Table of contents

Table of Contents

LaTeX offers features to generate a table of contents, changing its title, list of figures and tables, captions. They can be modified to fit a specific style. This article explains how?

Creating Table of Contents

It can be done using a few simple commands. Chapters, sections and subsections are included in the table of contents. For adding entries manually, for example, if you want to add an unnumbered section, the command \addcontentsline is used.


	\documentclass{article}
	\usepackage[utf8]{inputenc}
	\title{TABLE OF CONTENTS}
	\author{User}
	\begin{document}
	\maketitle
	\section{Indian Food Recipes}
	\subsection{Northern Recipes}
	\subsection{Southern Recipes}
	\subsection{Eastern Recipes}
	\subsection{Western Recipes}
	\end{document}

We have used the section and subsection for the portraying the topic and subtopic. For it to work properly, the user must compile the code twice or more.

Output of the above code

line-LaTeX-img

Changing the Title

First, we give the initial title using \title{initial title} command and then it can be altered using the command \renewcommand*\contentsname{new command} and hence changing the default value. If you are using international languages and for its support, you use the package babel, then the command for changing the previous title to the new title shall be written in the braces of the command: \addto\captionsenglish{ }.


	\documentclass{article}
	\title{Sections}
	\author{}
	\date{ }
	 \renewcommand*\contentsname{Chapters}
	\begin{document}
	\maketitle
	\tableofcontents
	\section{Introduction}
	\section{Second Section}
	\end{document}

Output of the above code

line-LaTeX-img

Creating a list of Figures/Tables

Generating the list of figures or tables is done in the same way. The commands \listoffigures and \listoftables help a lot while generating a list of figures and list of tables respectively. After compiling the code below, the output that we get is given just beside it.


	\documentclass{article}
	\usepackage[utf8]{inputenc}
	\title{List of Figures}
	\author{User }
	\date{}
	\begin{document}
	\begin{figure}
    	\caption{This is the first figure}
    	\caption{This is the second figure}
	\end{figure}
	\begin{table}[]
    	\caption{This is the first table}
    	\caption{This is the second table}
	\end{table}
	\begin{appendix}
	\listoffigures
	\listoftables
	\end{appendix}
	\end{document}

Output of the above code

line-LaTeX-img

Captions

It is always a good practice to use a caption for any figure or table. We use the command \caption to give the figure or table a caption. There can be many types of captions.
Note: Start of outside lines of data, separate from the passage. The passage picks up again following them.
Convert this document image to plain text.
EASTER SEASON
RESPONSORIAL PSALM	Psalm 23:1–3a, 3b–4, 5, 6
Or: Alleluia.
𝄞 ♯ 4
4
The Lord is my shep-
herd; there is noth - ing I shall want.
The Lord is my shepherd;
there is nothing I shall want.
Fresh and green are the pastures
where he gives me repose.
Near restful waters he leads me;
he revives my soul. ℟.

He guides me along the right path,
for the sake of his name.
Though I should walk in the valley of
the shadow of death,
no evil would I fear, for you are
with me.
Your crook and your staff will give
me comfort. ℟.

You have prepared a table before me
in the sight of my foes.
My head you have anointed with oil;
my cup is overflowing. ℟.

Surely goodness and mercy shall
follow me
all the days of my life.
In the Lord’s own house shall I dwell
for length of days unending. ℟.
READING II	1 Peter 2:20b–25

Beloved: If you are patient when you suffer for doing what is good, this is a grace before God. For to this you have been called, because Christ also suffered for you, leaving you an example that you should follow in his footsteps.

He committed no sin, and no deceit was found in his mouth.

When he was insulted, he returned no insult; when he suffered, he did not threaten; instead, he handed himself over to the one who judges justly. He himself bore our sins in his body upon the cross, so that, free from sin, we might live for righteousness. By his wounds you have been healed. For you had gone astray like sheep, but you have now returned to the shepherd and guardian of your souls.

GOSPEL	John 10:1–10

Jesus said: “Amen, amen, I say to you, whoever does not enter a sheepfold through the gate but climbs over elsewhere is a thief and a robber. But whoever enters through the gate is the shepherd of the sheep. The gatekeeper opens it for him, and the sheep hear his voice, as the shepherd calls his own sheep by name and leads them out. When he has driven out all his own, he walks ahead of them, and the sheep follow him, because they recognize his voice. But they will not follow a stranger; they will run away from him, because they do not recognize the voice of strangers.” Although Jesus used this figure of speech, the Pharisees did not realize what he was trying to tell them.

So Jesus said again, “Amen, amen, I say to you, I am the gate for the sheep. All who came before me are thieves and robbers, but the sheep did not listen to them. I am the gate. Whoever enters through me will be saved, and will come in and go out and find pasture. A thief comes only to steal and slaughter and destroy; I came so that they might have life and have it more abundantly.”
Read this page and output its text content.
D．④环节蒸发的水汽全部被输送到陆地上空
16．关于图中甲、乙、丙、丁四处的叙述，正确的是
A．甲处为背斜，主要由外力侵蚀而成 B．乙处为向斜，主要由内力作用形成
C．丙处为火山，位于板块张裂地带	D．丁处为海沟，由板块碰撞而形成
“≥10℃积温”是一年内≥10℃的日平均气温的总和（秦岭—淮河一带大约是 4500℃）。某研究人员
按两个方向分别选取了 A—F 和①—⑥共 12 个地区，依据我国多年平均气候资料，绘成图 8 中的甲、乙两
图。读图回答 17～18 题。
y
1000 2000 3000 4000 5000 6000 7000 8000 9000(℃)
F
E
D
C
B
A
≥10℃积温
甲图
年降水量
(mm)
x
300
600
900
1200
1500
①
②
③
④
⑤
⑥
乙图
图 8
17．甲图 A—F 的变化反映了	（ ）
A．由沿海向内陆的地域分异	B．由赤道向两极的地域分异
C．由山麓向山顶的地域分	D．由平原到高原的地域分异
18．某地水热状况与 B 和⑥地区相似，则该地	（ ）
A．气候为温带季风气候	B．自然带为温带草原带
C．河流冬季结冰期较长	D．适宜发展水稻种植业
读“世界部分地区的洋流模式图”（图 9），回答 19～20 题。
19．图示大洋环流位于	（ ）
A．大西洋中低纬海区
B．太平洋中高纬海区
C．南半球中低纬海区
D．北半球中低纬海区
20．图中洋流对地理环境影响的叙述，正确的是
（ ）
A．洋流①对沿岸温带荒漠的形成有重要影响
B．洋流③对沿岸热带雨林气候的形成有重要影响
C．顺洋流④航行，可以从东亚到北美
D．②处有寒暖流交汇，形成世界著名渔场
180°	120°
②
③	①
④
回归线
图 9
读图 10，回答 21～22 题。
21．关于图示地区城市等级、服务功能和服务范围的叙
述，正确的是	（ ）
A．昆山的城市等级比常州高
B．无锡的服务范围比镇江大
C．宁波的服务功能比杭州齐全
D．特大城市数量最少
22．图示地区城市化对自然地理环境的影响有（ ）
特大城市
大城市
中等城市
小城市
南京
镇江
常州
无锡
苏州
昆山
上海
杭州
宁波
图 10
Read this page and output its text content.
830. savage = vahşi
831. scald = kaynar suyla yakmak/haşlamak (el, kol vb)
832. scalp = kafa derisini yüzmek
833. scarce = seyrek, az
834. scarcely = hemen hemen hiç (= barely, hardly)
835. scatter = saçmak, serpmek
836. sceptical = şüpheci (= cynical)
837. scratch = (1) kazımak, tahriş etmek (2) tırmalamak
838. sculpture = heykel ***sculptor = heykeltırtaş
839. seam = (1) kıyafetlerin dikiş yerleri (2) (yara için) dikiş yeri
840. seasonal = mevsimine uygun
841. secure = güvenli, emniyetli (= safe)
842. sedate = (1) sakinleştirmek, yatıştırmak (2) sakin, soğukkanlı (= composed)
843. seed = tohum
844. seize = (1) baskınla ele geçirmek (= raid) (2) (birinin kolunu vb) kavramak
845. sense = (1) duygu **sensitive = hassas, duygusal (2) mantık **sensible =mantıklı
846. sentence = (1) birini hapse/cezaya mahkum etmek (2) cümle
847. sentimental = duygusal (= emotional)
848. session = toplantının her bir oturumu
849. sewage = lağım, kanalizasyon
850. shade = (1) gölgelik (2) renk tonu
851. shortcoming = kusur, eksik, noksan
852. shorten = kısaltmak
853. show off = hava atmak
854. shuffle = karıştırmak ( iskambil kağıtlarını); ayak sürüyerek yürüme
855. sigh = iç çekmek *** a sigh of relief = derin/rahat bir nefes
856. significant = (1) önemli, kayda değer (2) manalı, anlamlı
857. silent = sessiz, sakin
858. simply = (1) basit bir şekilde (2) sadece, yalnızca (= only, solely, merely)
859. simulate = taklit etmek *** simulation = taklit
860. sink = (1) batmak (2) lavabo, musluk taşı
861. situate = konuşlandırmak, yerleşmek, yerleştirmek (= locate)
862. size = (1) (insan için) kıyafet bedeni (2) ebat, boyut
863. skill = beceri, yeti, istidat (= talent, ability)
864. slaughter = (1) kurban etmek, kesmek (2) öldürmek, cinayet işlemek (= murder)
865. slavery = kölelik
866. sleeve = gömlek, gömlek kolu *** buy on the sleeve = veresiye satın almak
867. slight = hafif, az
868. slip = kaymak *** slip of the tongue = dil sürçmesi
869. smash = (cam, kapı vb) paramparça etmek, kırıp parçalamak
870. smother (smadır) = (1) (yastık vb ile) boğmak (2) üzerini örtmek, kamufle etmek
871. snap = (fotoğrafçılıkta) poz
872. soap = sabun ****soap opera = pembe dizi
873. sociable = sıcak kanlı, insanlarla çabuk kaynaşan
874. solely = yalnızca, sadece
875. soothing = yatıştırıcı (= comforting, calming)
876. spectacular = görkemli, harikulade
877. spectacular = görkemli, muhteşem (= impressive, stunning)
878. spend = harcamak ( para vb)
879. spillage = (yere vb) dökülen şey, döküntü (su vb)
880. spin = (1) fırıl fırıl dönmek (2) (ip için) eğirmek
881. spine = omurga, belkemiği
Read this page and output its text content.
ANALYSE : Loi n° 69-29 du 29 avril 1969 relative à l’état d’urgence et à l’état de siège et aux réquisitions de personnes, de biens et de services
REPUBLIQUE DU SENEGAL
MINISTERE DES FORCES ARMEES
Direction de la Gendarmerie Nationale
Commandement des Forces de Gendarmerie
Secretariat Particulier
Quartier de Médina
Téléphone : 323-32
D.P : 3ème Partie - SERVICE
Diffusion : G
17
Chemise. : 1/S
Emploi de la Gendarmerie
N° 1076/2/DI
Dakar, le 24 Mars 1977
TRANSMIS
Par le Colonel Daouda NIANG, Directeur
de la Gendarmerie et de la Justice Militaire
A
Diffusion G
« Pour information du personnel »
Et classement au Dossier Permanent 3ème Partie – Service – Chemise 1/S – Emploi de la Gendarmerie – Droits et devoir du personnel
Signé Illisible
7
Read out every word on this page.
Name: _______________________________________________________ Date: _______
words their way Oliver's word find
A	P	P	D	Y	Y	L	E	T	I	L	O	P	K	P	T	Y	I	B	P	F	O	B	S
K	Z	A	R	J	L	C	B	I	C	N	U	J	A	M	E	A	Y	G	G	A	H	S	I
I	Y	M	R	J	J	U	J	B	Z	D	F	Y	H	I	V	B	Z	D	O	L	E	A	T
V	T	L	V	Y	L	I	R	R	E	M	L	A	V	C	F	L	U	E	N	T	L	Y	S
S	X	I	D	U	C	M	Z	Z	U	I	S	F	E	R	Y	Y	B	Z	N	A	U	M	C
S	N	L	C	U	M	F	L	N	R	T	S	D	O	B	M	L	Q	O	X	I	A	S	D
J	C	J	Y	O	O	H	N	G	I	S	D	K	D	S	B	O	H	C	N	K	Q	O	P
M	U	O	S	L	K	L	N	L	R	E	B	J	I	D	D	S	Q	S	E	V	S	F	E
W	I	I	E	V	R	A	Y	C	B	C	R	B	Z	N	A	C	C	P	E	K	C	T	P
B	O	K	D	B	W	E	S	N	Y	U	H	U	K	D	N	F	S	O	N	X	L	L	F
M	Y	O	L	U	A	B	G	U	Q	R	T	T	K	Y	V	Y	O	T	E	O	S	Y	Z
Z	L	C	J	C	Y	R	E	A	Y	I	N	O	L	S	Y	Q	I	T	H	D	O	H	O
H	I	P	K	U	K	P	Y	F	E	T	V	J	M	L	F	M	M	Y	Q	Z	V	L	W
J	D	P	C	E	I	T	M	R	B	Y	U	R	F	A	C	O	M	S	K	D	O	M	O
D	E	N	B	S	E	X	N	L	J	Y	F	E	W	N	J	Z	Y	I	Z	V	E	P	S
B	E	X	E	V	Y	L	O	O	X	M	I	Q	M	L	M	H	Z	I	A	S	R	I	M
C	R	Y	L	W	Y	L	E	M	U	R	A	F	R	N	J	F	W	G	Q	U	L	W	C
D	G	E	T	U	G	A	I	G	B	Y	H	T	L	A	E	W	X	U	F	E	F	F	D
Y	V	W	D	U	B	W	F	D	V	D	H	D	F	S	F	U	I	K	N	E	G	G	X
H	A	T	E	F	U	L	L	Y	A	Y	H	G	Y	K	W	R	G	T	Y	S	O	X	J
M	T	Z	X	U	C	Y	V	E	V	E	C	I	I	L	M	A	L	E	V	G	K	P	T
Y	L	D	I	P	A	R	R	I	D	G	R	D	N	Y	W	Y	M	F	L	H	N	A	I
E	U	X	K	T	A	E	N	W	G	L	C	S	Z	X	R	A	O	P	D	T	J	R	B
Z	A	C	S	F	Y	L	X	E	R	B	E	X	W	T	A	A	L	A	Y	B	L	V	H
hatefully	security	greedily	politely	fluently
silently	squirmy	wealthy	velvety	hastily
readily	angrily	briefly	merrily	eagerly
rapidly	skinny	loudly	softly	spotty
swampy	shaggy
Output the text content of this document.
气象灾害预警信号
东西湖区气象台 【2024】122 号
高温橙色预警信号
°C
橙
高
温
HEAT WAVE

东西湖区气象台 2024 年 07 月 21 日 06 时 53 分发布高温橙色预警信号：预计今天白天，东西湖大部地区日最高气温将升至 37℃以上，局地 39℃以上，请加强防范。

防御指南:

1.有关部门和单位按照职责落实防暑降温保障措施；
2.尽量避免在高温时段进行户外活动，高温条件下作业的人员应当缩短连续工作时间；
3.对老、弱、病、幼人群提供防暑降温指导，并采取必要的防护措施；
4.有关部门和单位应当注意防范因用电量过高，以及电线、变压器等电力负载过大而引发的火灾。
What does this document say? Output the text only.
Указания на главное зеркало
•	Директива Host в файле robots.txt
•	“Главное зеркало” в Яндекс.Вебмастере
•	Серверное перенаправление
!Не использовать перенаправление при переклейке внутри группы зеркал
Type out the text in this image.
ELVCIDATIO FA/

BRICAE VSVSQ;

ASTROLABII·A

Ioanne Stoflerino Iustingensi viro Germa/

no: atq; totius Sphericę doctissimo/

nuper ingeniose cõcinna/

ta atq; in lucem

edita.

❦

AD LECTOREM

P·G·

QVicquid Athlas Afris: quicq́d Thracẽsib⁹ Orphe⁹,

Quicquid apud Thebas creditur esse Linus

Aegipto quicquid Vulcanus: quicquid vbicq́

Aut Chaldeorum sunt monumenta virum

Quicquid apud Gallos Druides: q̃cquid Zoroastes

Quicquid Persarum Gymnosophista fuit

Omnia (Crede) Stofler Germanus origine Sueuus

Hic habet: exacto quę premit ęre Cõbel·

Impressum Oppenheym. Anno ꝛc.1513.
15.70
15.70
Side captions are the captions used in the code so that the caption of the figure or table on the float, rather than above or below. The package sidecap is used to position the caption beside a figure or a table.

Unnumbered captions are used when the figure captions do not have to start necessarily with Figure. This case occurs usually in presentations. We can suppress the caption by placing the caption text in figure environment, without enclosing it in a caption. This would mean that there is no caption included in a list of the figure.